Quel est l’avis de la commission sur l’amendement et le sous-amendement ?

Roger Vicot rapporteur · SOC #837

Je m’arrêterai sur le dernier point qu’a évoqué M. le ministre : l’argument est d’ordre statutaire, mais il concerne aussi la séparation entre l’autorité judiciaire et le pouvoir exécutif. La commission a rejeté cet amendement mais, pour ma part, je suis assez séduit par le sous-amendement no 968 qui règle le problème en ciblant exactement la manière dont les magistrats en question seront affectés à ce service, notamment en matière de détachement.

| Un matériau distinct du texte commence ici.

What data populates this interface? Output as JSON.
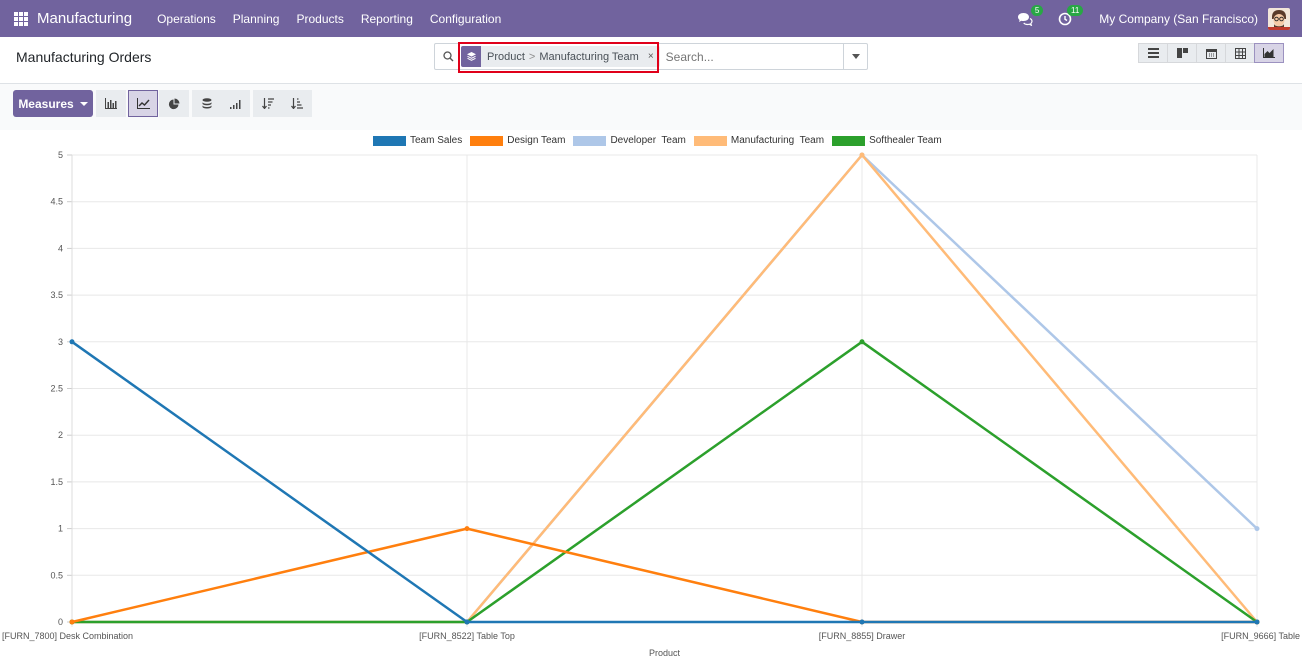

J’émettrai donc un avis défavorable sur l’amendement du gouvernement, et un avis favorable sur le sous-amendement.

Vous êtes donc favorable à l’amendement du gouvernement sous réserve de l’adoption du sous-amendement ?

Roger Vicot rapporteur · SOC #839

En effet.

Quel est l’avis du gouvernement sur le sous-amendement ?

Bruno Retailleau ministre d’État #841

Il s’agit, dans les deux premiers articles, de consacrer une nouvelle organisation de la lutte contre la criminalité organisée, avec une spécialisation de toute la chaîne judiciaire. On en retient surtout la pointe, à savoir le Pnaco, un parquet national dédié, et, en miroir, ce qui n’est pas du tout de l’ordre juridictionnel, une organisation interministérielle. Cette organisation interministérielle, c’est l’exécutif, et cela ne dépend pas de la loi. La proposition de loi définira l’organisation de la juridiction, à l’article 2, mais elle n’a pas à le faire pour l’organisation interministérielle. Et, je le répète, il n’est pas souhaitable de rigidifier l’organisation des services interministériels qui dépendent de l’exécutif.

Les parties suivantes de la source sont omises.